Securing the information about your users is very important for all companies taking digital data seriously. One of the methods which significantly limits the possibility of an account being hacked is a multi-factor authenticator (MFA). The SMS Authenticator service helps you in adding SMS messaging as a strong and safe factor of authorizing users in the logging process.
Access to the account is authorized with a security code sent via SMS and must be rewritten in the appropriate place on your website during the selected activity. Such verification is one of the simplest means of making sure that the person who logs into an account is really who they say they are. Confirming the identity via phone limits the possibility of hacking the account by a person who maybe even knows the username and password – but won't be able to log in without having access to the real user's phone.

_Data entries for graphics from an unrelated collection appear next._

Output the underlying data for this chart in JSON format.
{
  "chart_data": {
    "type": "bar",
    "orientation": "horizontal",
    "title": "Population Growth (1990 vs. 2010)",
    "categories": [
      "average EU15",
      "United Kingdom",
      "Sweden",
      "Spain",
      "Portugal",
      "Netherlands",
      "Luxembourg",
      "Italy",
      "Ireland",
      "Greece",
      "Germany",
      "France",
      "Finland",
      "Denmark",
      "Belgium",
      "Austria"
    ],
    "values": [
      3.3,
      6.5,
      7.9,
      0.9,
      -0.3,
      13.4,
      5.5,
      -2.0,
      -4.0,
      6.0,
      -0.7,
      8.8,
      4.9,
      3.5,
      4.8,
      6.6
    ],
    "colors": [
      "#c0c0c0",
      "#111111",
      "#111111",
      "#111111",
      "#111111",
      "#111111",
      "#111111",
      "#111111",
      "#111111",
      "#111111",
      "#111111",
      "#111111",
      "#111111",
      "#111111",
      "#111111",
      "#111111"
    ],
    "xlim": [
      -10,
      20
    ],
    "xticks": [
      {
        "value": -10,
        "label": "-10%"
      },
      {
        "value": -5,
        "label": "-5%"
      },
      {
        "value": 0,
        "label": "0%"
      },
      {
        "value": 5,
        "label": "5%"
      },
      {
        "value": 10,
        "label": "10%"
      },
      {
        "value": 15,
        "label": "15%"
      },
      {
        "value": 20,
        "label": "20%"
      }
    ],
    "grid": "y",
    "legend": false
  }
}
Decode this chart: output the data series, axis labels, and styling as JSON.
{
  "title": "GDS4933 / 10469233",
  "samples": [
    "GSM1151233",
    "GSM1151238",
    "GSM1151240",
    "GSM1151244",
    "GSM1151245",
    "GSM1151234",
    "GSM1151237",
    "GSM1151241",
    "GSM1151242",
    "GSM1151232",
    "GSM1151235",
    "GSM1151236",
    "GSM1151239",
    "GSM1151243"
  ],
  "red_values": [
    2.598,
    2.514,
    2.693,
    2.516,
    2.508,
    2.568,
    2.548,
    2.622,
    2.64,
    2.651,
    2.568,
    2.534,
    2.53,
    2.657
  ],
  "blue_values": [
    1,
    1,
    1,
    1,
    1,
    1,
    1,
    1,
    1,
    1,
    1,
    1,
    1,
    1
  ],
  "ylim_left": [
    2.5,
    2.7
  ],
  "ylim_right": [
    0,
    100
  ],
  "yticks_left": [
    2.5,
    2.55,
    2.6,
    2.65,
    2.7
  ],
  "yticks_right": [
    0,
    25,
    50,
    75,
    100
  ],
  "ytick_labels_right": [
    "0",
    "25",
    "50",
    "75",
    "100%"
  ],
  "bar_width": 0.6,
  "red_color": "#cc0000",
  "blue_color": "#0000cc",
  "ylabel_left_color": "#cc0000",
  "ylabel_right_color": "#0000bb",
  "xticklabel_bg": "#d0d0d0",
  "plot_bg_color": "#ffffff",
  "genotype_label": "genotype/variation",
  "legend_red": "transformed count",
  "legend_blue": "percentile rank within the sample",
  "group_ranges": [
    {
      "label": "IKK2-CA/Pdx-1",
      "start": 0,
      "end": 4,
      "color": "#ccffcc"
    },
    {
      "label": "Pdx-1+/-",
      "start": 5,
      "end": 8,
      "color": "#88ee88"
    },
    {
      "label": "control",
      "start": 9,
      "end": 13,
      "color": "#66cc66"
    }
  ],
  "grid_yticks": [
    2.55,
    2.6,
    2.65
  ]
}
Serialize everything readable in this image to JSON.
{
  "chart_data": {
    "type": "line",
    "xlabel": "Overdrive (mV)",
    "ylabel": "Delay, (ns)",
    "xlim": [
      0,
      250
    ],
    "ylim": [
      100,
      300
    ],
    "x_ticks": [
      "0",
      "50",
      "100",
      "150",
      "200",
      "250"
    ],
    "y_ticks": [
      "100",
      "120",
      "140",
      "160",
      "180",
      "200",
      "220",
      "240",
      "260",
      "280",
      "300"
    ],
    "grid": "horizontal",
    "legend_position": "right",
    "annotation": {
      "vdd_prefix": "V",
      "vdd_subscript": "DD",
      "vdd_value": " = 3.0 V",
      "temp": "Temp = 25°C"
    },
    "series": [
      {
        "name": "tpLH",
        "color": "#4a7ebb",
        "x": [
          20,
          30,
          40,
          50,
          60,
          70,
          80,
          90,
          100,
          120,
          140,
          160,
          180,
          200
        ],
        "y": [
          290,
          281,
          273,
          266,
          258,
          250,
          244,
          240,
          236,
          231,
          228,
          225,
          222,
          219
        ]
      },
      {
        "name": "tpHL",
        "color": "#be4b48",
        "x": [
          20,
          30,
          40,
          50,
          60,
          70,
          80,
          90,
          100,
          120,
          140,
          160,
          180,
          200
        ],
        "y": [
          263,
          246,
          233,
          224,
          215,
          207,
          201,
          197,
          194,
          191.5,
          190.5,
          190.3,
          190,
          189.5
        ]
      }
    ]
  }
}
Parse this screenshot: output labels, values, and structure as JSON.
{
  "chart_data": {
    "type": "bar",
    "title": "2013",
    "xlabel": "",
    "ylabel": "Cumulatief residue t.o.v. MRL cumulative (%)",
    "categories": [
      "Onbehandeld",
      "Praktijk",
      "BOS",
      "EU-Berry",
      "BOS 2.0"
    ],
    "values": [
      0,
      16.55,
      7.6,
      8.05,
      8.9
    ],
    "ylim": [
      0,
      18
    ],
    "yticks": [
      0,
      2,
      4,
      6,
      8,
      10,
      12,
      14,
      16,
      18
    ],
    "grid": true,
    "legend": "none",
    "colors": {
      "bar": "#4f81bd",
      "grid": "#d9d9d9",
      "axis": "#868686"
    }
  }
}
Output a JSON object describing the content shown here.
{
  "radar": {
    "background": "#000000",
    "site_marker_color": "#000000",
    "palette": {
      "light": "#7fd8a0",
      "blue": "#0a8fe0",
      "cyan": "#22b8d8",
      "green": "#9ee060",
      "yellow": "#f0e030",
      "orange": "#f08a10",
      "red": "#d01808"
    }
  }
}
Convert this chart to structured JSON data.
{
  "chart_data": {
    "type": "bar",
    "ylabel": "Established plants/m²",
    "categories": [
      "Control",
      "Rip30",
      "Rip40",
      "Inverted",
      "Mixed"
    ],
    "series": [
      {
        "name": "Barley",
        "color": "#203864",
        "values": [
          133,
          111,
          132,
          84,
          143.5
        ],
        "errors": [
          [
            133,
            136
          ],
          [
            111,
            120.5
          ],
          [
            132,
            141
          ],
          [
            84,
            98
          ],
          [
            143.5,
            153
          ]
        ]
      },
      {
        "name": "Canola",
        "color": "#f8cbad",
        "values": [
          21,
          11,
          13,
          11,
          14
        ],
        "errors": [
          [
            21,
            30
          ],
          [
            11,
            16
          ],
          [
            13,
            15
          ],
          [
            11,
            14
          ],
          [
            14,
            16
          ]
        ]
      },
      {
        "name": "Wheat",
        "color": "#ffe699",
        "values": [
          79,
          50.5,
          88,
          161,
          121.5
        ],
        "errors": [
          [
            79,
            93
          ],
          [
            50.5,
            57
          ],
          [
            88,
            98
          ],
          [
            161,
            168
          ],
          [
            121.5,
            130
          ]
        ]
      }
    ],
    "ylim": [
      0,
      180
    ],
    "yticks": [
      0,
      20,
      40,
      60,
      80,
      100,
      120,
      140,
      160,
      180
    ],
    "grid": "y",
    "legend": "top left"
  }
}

SMS Authenticator is a simple tool which can help you in adding such security factors quickly, without the necessity to manage sending an SMS and storage of security codes. All you have to do is send us a request to check the number and we will do the rest – that being sending an SMS message with the security code on the selected user's phone number. After they rewrite the code in your application, its validity will be automatically checked.
Two Factor Authentication is practised with the use of SMS codes by, for instance, electronic banking systems, where short SMS codes are used to confirm important banking transactions. An additional advantage of this mechanism is the fact that a user must enter the code by a communication channel different from the one used for communication with the service provider, in this case a message is sent via the GSM network.
Combining two categories of authentication, that is what the user knows (password) and what they have (mobile device receiving codes), decreases the risk of unlawful use of personal data when login data are acquired by unauthorised persons.
It is also worth mentioning that there is a third area, applied in complex security features. It is the authentication via biometric data, for example way of walking, recognising the iris or voice. Multi factor logging prevents the intruder from logging even if they steal a password since the process is impossible without entering a single-use code delivered via SMS.
At Google, Twitter and Apple it is a standard procedure securing accounts' owners that when logging in for the first time on a new device, the SMS code is required, the code delivered to the phone number assigned to the phone user.
The answer is simple - we seldom part with our phone, it is usually at hand, and the speed of delivery of SMS messages is high - 97% SMSAPI messages are delivered in less than 10 seconds. Even in the case of loss or theft of the phone, no one will be in possession of our logging data, so it will not be possible to use it.
The user is also secured in the reverse situation. Even if the thief acquires access to passwords via Internet network, they will not be able to break another security feature, and by receiving an SMS, we will we spot attempts by third parties to log into our account.